In the absence of cones, Limber Pine can also be hard to tell from Western White Pine where they occur together in the northern Rockies and the Sierra Nevada east slope. The most useful clue here is that Limber Pine needles are entire (smooth when rubbed gently in both directions), whereas Western White Pine needles are finely serrated (feeling rough when rubbed gently from tip to base). Limber Pine needles are also usually shorter, 4-7 cm long, to Western White Pine's 5-10 cm (though note the overlap).
In Arizona and New Mexico, Limber Pine differs from the populations further north. These populations, often known as Southwestern White Pine, are sometimes treated as a variety, Pinus flexilis var. reflexa, but more often as a distinct species, either (accurately) under the name Pinus reflexa, or (through confusion with the Mexican Chihuahua White Pine), erroneously under the name Pinus strobiformis (which correctly applies to the Mexican species). The Southwestern White Pine differs from typical Limber Pine in being a larger tree, to 25-35 m tall, with longer needles, 6-11 cm long, which have strongly white stomatal bands on the inner faces of the needles (inconspicuous in the type), and are slightly serrated towards the tips of the needles. The cones are also larger, typically 10-20 cm long. It differs from true Mexican Pinus strobiformis in that the needles are not fully serrated, and the cones being smaller (15-25 cm in P. strobiformis), the cone scales shorter and the seeds smaller. It is possible that Pinus reflexa is a natural hybrid between Pinus flexilis and Pinus strobiformis.
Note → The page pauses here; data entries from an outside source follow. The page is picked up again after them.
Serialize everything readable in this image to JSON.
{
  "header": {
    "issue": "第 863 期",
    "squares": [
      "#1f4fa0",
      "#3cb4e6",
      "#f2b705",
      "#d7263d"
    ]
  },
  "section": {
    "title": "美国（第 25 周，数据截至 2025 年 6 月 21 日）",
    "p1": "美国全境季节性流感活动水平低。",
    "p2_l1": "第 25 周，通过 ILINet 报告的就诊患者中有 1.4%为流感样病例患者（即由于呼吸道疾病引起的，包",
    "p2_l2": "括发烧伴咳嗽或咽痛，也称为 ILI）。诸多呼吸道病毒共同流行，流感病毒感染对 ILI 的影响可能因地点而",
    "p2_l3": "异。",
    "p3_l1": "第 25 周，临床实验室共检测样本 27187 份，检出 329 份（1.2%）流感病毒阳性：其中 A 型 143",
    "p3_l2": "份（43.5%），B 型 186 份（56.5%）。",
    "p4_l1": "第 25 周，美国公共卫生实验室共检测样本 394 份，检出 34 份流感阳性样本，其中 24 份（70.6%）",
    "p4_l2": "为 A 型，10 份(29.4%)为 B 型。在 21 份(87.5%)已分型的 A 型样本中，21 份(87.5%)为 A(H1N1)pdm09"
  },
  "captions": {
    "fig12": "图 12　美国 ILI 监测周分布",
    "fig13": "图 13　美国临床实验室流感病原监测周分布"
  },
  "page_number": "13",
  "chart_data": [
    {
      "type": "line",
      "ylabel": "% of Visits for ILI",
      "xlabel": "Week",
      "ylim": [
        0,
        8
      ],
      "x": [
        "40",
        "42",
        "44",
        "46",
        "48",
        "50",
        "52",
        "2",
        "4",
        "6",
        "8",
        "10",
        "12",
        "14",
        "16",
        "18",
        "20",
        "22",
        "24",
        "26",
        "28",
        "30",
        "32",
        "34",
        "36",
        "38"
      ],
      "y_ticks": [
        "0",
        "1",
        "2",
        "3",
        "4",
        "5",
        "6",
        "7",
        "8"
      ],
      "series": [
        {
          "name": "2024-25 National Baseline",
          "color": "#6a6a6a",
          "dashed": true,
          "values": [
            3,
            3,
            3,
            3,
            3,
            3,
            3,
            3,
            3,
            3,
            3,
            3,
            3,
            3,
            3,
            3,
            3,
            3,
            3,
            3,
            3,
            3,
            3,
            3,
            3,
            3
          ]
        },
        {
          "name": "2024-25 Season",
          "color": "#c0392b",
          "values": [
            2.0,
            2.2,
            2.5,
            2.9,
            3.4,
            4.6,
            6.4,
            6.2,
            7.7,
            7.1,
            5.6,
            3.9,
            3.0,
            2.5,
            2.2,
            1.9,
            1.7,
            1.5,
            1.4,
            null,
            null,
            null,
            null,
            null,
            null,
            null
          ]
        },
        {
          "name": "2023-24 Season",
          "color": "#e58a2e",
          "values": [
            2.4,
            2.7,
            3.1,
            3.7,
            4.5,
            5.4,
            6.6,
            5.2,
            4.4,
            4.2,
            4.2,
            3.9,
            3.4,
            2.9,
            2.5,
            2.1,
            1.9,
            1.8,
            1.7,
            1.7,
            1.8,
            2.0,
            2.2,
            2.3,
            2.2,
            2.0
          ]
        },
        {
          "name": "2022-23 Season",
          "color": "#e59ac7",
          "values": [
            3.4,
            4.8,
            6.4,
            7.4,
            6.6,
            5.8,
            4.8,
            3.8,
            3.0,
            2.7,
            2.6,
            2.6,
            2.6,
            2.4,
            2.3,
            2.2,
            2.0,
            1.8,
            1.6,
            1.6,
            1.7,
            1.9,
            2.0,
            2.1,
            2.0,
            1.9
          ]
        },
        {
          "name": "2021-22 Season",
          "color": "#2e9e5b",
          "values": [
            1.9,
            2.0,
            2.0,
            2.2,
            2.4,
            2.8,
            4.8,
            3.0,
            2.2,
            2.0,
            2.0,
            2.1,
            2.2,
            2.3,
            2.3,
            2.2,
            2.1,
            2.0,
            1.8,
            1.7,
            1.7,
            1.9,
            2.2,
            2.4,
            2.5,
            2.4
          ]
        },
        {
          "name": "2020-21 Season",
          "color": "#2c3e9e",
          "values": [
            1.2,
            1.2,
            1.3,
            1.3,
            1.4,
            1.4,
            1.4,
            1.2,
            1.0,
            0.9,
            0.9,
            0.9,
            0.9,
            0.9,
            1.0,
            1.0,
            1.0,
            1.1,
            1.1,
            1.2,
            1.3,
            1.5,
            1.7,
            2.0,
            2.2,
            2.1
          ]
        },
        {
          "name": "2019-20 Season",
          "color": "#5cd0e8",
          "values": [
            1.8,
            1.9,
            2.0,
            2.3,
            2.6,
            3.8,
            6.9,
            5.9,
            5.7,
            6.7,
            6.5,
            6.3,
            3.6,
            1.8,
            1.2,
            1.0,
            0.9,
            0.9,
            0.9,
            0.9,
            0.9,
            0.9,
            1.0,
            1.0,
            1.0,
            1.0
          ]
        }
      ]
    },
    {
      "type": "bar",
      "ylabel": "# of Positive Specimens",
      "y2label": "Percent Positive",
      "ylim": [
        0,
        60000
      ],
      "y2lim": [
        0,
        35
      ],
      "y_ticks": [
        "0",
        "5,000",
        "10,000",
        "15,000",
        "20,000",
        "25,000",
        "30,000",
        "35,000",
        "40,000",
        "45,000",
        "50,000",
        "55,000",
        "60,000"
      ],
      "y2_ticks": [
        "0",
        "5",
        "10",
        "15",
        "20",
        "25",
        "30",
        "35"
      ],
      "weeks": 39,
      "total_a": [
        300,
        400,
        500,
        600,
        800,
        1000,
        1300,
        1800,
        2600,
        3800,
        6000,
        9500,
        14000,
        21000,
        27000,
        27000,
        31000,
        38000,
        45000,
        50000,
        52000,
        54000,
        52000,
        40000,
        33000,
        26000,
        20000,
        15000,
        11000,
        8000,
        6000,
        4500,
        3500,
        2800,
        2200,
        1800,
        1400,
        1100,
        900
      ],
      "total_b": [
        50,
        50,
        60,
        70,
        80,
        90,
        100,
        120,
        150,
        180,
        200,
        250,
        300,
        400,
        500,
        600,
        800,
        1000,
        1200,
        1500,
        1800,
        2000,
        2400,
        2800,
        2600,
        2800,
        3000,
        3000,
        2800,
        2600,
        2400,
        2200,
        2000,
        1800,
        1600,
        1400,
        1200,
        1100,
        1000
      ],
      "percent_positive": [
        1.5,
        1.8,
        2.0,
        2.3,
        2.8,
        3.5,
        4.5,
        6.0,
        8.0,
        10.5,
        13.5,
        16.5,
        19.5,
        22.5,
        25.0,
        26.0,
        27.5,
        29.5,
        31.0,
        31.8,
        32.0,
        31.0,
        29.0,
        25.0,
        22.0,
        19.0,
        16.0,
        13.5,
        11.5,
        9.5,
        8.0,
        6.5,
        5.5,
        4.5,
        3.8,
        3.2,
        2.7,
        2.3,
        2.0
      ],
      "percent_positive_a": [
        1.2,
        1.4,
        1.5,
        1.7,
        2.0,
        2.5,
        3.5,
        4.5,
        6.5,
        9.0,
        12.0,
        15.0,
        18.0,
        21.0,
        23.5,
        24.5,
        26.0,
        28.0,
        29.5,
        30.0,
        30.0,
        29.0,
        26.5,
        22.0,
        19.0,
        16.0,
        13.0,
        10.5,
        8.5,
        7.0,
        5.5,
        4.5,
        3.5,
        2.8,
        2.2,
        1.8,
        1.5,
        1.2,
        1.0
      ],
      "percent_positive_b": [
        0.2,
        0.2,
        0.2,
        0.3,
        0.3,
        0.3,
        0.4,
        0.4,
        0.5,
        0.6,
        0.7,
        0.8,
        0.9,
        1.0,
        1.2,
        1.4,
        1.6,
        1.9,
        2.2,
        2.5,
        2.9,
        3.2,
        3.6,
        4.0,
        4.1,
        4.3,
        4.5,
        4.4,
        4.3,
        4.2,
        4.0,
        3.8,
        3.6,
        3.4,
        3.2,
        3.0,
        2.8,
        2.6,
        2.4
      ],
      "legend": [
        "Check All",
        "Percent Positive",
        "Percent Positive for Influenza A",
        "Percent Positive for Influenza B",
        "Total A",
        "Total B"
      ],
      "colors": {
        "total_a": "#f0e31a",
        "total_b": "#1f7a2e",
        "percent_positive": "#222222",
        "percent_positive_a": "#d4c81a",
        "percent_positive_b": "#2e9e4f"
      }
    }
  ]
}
Type localities of the three taxa are:
Limber Pine is an important source of food for several species, including Red Squirrels and Clark's Nutcrackers. American Black Bears may raid squirrel caches for Limber Pine nuts. Squirrels, Northern Flickers, and Mountain Bluebirds often nest in the trees.
Unfortunately, Limber Pine is afflicted with White Pine Blister Rust (Cronartium ribicola), a fungus that was introduced accidentally from Europe. Limber Pine mortality is high in many areas throughout its range, except Arizona, where it has not yet been found. However, there is no known way of controlling the blister rust in existing trees. Research is under way, locating and breeding from the occasional naturally resistant Limber Pines, and by studying the resistance mechanisms of the European and Asian white pines (e.g. Swiss Pine, Macedonian Pine), which are strongly resistant to the disease.
The popular cultivar 'Vanderwolf's Pyramid', widely sold as an ornamental tree, derives from Pinus reflexa, though it is usually listed in nursery catalogs under Pinus flexilis.